Old Trafford Stadium
Backstory and Context
When the stadium was built, one side of the seats was covered by a roof while the other three sides were completely open. The stadium underwent very few changes in the years after the construction was complete. The only change came in 1934 with a roof over another one of the terraces. The stadium seats a little over 80,000 people. In 1939, the stadium recorded its highest attendance with 76,962 people attending a FA Cup semi-final game between Wolverhampton and Grimsby Town.
Manchester Unites was originally founded in 1878 and was called Newton Heath L&YR football club. The team was primarily made up of railroad workers due to the rise of the Industrial Revolution. The team was taken over by a group of businessmen in 1902 and renamed the team Manchester United FC. The team won their first Europe League in 1908 and their first FA Cup in 1909. The team went through an extended dry spell until after the second World War. The team got a new coach, Matt Busby, who would eventually pull the team out of their drought. They won the league in back to back years in 1956 and 1957. In 1958, after playing a match against Red Star Belgrade in the European Cup, the plane carrying Manchester United crashed. Eight players and three members of the staff died. After the crash, the team had relative success but went through multiple different coaches until 1986 when Alex Ferguson took over the coaching job. Under Ferguson, the team won 25 major trophies. Since Ferguson left in 2013, Manchester United has struggled to find a way to continue to be the successful team they once were.
During World War II, the stadium sustained heavy damage from German air raids. The stadium took eight years to rebuild after the war. The building was continuously delayed due to limited resources during reconstruction. While the stadium was being rebuilt, Manchester United was forced to play at Maine Road, the home of their rivals Manchester City. Reconstruction ended in 1949 and Manchester United was able to return back to their home stadium. The new building was smaller than the original after the reconstruction. Improvements and expansions were continuously made, including a complete renovation of the north stands in the 60s. Other improvements in the 70s and 80s included new covers, increasing seating areas, and better executive facilities.

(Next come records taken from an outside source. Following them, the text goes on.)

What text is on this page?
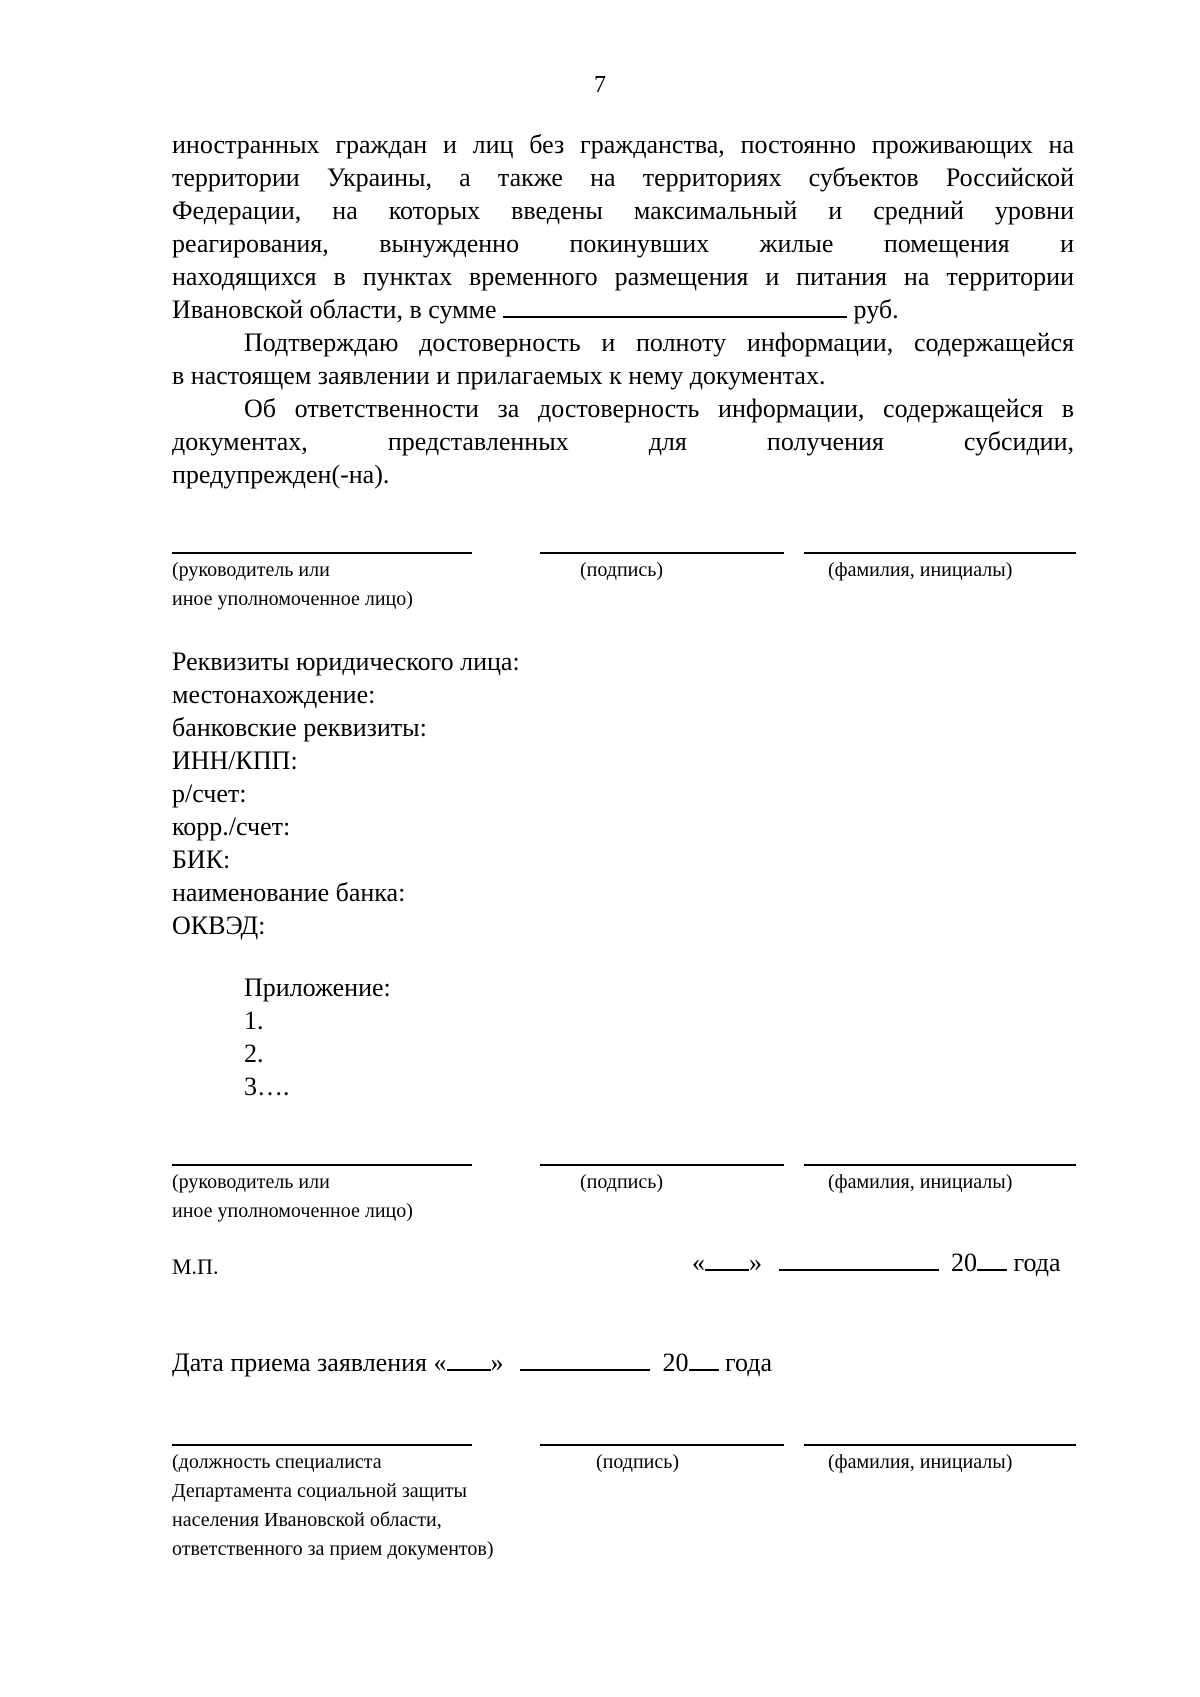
7
иностранных граждан и лиц без гражданства, постоянно проживающих на
территории Украины, а также на территориях субъектов Российской
Федерации, на которых введены максимальный и средний уровни
реагирования, вынужденно покинувших жилые помещения и
находящихся в пунктах временного размещения и питания на территории
Ивановской области, в сумме	руб.
Подтверждаю достоверность и полноту информации, содержащейся
в настоящем заявлении и прилагаемых к нему документах.
Об ответственности за достоверность информации, содержащейся в
документах, представленных для получения субсидии,
предупрежден(-на).
(руководитель или
иное уполномоченное лицо)
(подпись)	(фамилия, инициалы)
Реквизиты юридического лица:
местонахождение:
банковские реквизиты:
ИНН/КПП:
р/счет:
корр./счет:
БИК:
наименование банка:
ОКВЭД:
Приложение:
1.
2.
3….
(руководитель или
иное уполномоченное лицо)
(подпись)	(фамилия, инициалы)
М.П.	« »	20 года
Дата приема заявления « »	20 года
(должность специалиста
Департамента социальной защиты
населения Ивановской области,
ответственного за прием документов)
(подпись)	(фамилия, инициалы)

Old Trafford has hosted several popular events. In 1966, the stadium was one of the venues used for the World Cup. It hosted three matches that year for the cup. In 1996, it was one of the venues for the European Championships. For the European Championships it hosted three group stage matches, a quarter final, and a semi final.
Manchester United has had a long and successful history at Old Trafford. Their achievements include 20 English Championships, European Champion Club's Cup, 2x Champions League winners, 12 FA Cups, 5 English League Cups, FIFA Club World Cup, Europa League, International Cup, UEFA Supercup winner, 21 English Supercups.